The approving authority questioned the choice based on the fact that the two reports were fundamentally opposed. The mining company was not given permission to proceed with its choice.

 

Despite the tension between production based imperatives and safety requirements, Anderson said this story highlighted that companies needed to be extremely careful in their selection of consultants.

 

Anderson described a third event in 1993, when a US mine manager hired a consultant to help redesign and rearrange a mine’s ventilation.

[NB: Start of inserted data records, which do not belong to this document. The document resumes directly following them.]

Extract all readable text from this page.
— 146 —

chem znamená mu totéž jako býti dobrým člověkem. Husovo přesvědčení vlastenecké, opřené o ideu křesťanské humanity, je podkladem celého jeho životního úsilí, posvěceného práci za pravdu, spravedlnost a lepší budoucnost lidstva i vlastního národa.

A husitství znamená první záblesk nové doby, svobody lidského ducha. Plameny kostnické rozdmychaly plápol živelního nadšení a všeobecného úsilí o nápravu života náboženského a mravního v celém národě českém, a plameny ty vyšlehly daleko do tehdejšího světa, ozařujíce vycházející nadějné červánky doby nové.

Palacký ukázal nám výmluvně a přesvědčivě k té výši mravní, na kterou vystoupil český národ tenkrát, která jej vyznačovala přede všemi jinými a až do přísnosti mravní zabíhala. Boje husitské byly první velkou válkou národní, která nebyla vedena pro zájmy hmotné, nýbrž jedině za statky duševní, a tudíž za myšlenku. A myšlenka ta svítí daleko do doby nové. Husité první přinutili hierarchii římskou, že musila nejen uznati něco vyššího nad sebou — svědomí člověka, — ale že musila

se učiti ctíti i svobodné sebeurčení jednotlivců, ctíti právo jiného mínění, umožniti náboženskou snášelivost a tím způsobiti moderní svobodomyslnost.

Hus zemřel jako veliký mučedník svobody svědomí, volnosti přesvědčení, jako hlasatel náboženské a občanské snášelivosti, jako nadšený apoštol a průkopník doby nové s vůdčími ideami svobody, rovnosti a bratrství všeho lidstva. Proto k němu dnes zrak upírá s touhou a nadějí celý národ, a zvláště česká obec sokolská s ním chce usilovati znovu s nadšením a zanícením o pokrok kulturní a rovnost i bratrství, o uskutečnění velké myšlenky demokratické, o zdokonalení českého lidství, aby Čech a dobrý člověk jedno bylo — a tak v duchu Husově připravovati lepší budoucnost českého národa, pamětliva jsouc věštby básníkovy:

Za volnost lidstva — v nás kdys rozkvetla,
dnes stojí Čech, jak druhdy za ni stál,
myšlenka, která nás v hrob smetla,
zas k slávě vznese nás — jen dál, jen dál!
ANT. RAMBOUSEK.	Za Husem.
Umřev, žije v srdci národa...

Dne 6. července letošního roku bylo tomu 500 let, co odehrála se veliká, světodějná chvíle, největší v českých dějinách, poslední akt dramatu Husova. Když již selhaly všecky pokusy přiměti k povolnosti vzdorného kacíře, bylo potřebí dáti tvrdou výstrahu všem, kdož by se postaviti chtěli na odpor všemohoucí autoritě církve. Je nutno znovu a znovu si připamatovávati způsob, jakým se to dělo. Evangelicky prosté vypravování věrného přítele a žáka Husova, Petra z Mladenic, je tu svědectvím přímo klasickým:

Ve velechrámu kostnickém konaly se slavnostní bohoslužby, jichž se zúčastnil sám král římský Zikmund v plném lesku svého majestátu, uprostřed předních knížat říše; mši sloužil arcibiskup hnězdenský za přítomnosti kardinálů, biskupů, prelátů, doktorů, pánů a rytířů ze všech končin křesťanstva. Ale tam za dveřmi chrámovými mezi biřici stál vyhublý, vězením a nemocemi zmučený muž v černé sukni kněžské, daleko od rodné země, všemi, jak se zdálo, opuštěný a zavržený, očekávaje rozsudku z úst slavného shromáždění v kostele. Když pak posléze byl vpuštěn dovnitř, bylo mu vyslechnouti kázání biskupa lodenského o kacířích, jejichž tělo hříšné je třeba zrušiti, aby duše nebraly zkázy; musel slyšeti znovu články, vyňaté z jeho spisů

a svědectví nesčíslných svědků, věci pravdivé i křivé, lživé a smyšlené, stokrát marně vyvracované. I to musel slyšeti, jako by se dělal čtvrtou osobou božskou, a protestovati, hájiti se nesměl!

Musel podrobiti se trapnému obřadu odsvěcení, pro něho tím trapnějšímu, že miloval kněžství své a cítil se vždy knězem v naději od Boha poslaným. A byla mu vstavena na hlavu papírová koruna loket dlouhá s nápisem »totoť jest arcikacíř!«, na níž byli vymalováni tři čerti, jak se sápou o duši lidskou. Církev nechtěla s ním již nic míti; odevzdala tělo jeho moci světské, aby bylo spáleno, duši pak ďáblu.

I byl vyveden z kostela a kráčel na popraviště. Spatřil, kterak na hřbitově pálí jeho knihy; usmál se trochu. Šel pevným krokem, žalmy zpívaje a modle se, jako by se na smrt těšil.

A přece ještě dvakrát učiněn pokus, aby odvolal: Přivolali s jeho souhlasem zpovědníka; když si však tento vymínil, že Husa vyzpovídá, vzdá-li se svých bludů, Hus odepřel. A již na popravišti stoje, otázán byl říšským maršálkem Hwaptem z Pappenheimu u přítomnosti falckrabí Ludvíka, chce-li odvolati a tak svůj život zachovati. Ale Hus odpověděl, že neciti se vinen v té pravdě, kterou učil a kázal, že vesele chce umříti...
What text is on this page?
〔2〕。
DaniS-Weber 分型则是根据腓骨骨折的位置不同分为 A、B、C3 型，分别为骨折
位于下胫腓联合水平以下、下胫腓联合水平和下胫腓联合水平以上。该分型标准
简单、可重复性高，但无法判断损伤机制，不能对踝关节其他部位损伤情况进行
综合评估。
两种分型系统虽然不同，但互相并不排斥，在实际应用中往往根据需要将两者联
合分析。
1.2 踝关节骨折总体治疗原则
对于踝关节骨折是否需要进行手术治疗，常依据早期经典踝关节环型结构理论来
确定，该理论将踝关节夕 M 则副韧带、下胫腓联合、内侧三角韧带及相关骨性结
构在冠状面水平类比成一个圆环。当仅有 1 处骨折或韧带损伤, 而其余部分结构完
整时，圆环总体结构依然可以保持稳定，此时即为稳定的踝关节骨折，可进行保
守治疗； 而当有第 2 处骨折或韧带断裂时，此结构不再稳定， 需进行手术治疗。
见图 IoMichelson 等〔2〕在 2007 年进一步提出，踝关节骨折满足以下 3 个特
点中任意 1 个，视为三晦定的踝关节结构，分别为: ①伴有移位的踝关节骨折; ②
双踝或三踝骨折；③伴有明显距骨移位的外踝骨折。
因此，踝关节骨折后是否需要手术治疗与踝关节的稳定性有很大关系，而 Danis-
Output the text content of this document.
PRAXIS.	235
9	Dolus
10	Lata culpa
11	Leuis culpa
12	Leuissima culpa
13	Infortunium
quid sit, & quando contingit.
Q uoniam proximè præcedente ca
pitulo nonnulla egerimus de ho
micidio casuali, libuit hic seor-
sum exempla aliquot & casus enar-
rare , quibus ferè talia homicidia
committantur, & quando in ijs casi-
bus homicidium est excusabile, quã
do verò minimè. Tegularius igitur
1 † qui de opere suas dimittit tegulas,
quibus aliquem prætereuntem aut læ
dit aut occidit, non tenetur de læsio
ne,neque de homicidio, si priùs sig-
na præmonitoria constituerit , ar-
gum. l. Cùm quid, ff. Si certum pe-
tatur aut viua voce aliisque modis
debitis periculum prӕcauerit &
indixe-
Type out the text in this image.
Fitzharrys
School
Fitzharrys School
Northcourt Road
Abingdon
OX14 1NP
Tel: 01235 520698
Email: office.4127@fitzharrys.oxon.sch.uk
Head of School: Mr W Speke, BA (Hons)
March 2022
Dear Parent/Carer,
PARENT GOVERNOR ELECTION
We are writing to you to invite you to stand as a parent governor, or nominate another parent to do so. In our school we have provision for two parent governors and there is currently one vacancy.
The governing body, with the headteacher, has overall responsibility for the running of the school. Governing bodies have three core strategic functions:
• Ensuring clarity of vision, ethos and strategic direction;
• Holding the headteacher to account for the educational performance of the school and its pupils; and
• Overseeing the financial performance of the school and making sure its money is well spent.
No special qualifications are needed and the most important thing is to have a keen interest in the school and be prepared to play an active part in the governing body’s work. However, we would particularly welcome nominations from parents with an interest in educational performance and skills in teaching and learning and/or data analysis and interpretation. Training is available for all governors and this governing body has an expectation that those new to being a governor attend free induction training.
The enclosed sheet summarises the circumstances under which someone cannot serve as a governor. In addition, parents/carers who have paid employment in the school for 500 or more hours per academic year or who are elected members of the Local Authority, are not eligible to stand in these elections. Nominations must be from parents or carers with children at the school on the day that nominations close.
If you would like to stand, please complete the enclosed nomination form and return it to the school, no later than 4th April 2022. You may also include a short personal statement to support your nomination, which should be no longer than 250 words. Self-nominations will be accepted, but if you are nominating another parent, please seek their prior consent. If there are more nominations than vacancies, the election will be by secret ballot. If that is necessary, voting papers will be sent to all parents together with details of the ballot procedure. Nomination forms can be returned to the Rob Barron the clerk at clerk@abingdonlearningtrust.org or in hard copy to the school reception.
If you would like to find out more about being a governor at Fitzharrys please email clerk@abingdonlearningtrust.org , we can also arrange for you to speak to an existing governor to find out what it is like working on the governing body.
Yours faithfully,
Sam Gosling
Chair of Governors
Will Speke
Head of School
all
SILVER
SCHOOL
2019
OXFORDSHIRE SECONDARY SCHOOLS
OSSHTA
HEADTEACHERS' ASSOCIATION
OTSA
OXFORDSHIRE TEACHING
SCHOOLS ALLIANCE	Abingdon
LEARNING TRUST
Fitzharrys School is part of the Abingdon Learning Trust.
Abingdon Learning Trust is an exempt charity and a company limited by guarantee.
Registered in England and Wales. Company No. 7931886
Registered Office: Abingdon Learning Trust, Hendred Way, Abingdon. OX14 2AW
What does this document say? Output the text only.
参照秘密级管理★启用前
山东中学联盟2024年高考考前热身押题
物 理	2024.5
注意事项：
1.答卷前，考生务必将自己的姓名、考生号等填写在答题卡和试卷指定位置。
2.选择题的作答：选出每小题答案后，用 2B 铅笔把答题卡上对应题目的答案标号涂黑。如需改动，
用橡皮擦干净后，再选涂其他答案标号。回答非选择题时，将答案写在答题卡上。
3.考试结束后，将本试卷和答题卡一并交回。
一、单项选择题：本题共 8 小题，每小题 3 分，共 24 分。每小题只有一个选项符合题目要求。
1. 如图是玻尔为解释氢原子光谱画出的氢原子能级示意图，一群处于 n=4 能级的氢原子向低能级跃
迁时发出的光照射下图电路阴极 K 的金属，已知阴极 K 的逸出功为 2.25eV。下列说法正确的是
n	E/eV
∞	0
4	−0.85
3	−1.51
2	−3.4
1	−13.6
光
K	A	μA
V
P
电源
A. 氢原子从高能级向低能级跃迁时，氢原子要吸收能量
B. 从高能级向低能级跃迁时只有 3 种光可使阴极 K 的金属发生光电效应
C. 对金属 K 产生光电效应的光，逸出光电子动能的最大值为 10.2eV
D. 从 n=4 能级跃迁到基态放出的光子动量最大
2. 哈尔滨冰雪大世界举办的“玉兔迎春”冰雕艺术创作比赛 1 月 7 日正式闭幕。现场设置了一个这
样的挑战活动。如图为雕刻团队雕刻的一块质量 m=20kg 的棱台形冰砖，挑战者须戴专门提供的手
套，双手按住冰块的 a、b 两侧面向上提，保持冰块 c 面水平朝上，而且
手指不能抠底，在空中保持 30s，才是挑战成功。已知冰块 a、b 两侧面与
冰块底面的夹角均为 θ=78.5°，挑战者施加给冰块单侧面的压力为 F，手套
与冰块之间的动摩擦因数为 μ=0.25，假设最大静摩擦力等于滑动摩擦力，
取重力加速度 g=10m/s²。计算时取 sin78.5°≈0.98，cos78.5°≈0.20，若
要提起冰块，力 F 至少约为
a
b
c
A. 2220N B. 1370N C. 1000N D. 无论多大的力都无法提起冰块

When gas entered the current workings from old sealed workings several people were killed and both the consultant and the mine manager were found negligent and given prison sentences.

 

The consultant was charged with criminal negligence because the model he used was inadequate to compute gas densities in that situation.

 

The mine manager was similarly charged because he failed to question the report, and failed to understand both the model’s limits and assumptions.

 

According to Anderson, the moral of this story is the need for the mine manager to be a “technical man” and to understand and question in detail all operational decisions that are made.

 

“Mine managers will need to be more discriminating in whom they commission for advice. Mine managers will need to be more challenging of the basis and limitations of advice offered to them,” he said.

 

From the various responses to Anderson’s paper it would seem that an emerging trend among operators is a focus on how they would defend themselves if something went wrong. As one mine manager said: “No matter what I do, nor how carefully I manage my business, I will be found guilty if something goes wrong.”

 

But as one consultant pointed out, even though the obsession with ensuring that actions are defensible in a court of law is a logical and natural response to the NSW Department's stated intent of initiating prosecutions against mining professionals, there was also a moral issue to consider. Non-fatal roof falls for example are not currently subject to mandatory investigation by any authority or group. Yet it is only through sharing knowledge about why these hazards occur that they can be eliminated.

 

Another senior manager is currently receiving advice from two separate geotechnical consultants on roof support in mine planning, “just to be sure”. He said he had not yet been placed in the impossible position of having to determine which approach was better as the solutions offered by both geotech consultants had delivered similar methodologies.

 

Yet another experienced operator warned that mine managers were feeling that the department was “out to get them”. This would force experienced operators to reconsider remaining in roles that exposed them to possible imprisonment if a fatality occurred he said.